En 2017, à l’invitation de la Comédie Française, elle crée La Règle du Jeu d’après le chef-d’œuvre de Jean Renoir. La même année, le Festival Theater der Welt et le Thalia Theatre de Hambourg lui donnent carte blanche et elle imagine et met en œuvre l’installation/performance Moving people de nouveau autour de la question des réfugiés, ainsi qu’une adaptation de Dans la solitude des champs de coton de Bernard-Marie Koltès.
En 2018, la Ville de Lisbonne la nomme « Artista na Cidade » (artiste de la ville) et elle y présente son œuvre tout au long de l’année dans les principaux théâtres, cinémas, festivals, espaces culturels de la capitale portugaise. La même année, allant plus loin dans sa recherche sur la problématique des réfugiés, elle entame le travail autour d’un diptyque, Notre Odyssée, inspiré de l’Odyssée d’Homère. La première partie, Ithaque est créé à l’Odéon-Théâtre de l’Europe à Paris, confrontant l’épopée d’Homère et la réalité de ceux qui aujourd’hui traversent la méditerranée.
La deuxième partie, O agora que demora (en français Le présent qui déborde) croise l’Odyssée avec du matériel documentaire tourné en Palestine, au Liban, en Afrique du Sud, en Grèce et en Amazonie. C’est un dialogue entre théâtre et cinéma, mêlant la fiction grecque classique à des histoires vraies d’artistes réfugiés. Le présent qui déborde a été présenté en avant-première au SESC Sao Paulo puis créé au Festival d’Avignon. Il a poursuivi sa tournée en Europe, en Asie et aux Etats-Unis.
En 2021 elle dévoile Entre Chien et Loup, une production de la Comédie de Genève, créée au Festival d’Avignon, une étude sur les mécanismes du fascisme dans une communauté en prenant comme point de départ le film Dogville de Lars Von Trier. C’est le premier volet d’une Trilogie de l’horreur qui dissèque les horreurs que vit le Brésil sous le régime de Bolsonaro.
La deuxième partie Before the Sky Falls (créée à la Schauspielhaus de Zurich en octobre 2021) tisse un lien entre le Macbeth de Shakespeare et The Falling sky de Davi Kopenawa et Bruce Albert, pour aborder la violence de la masculinité toxique, le pouvoir politique du patriarcat et son agression inhérente contre le féminin dans toutes ses émanations – les femmes, les enfants et finalement la nature et la terre elle-même.

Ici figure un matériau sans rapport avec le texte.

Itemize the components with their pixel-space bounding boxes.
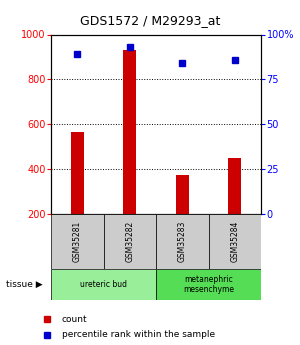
Bar: [208, 214, 261, 269]
Text: tissue ▶: tissue ▶: [6, 280, 43, 289]
Bar: [103, 214, 156, 269]
Bar: [228, 158, 241, 214]
Text: GSM35283: GSM35283: [178, 221, 187, 262]
Bar: [176, 175, 189, 214]
Bar: [156, 269, 261, 300]
Text: GDS1572 / M29293_at: GDS1572 / M29293_at: [80, 14, 220, 27]
Text: GSM35282: GSM35282: [125, 221, 134, 262]
Text: GSM35281: GSM35281: [73, 221, 82, 262]
Bar: [51, 214, 104, 269]
Text: metanephric
mesenchyme: metanephric mesenchyme: [183, 275, 234, 294]
Bar: [156, 214, 208, 269]
Text: count: count: [62, 315, 88, 324]
Bar: [71, 132, 84, 214]
Text: percentile rank within the sample: percentile rank within the sample: [62, 330, 215, 339]
Bar: [51, 269, 156, 300]
Bar: [123, 50, 136, 214]
Text: ureteric bud: ureteric bud: [80, 280, 127, 289]
Text: GSM35284: GSM35284: [230, 221, 239, 262]
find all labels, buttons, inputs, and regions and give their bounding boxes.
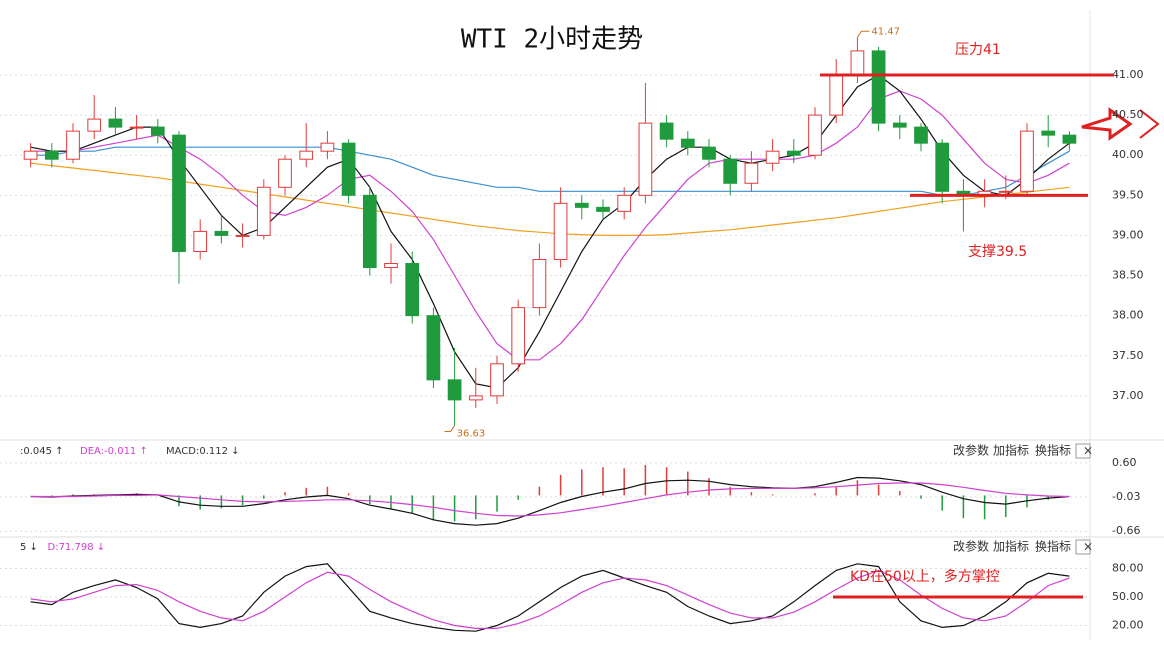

Le troisième et dernier volet Depois do Silencio (Après le silence) basé sur le roman Torto Arado d’Itamar Veira Junior aborde plus particulièrement la question du racisme structurel, de la terre et du territoire et a été créée au Wiener Festwochen en juin 2022.
Durant la saison 2021-2022, Christiane Jatahy est artiste invitée du MUCEM à Marseille, y présentant plusieurs de ces créations et quelques propositions et interventions pensées in situ.
Aujourd’hui, Christiane Jatahy est artiste associée à l’Odéon-Théâtre de l’Europe, au CENTQUATRE-Paris, à la Schauspielhaus de Zürich, Arts Emerson Boston et au Piccolo Teatro de Milan Teatro d’Europa. Sa compagnie, la Compagnie Vertice est conventionnée par la Direction Régionale des affaires culturelles d’ïle-de-France, et le Ministère de la Culture français.
Christiane Jatahy a reçu en janvier 2022 le Lion d’Or de la Biennale de Venise pour l’ensemble de son œuvre théâtrale et a également reçu du Ministère de la Culture français la décoration de chevalière de l’ordre des Arts et des Lettres.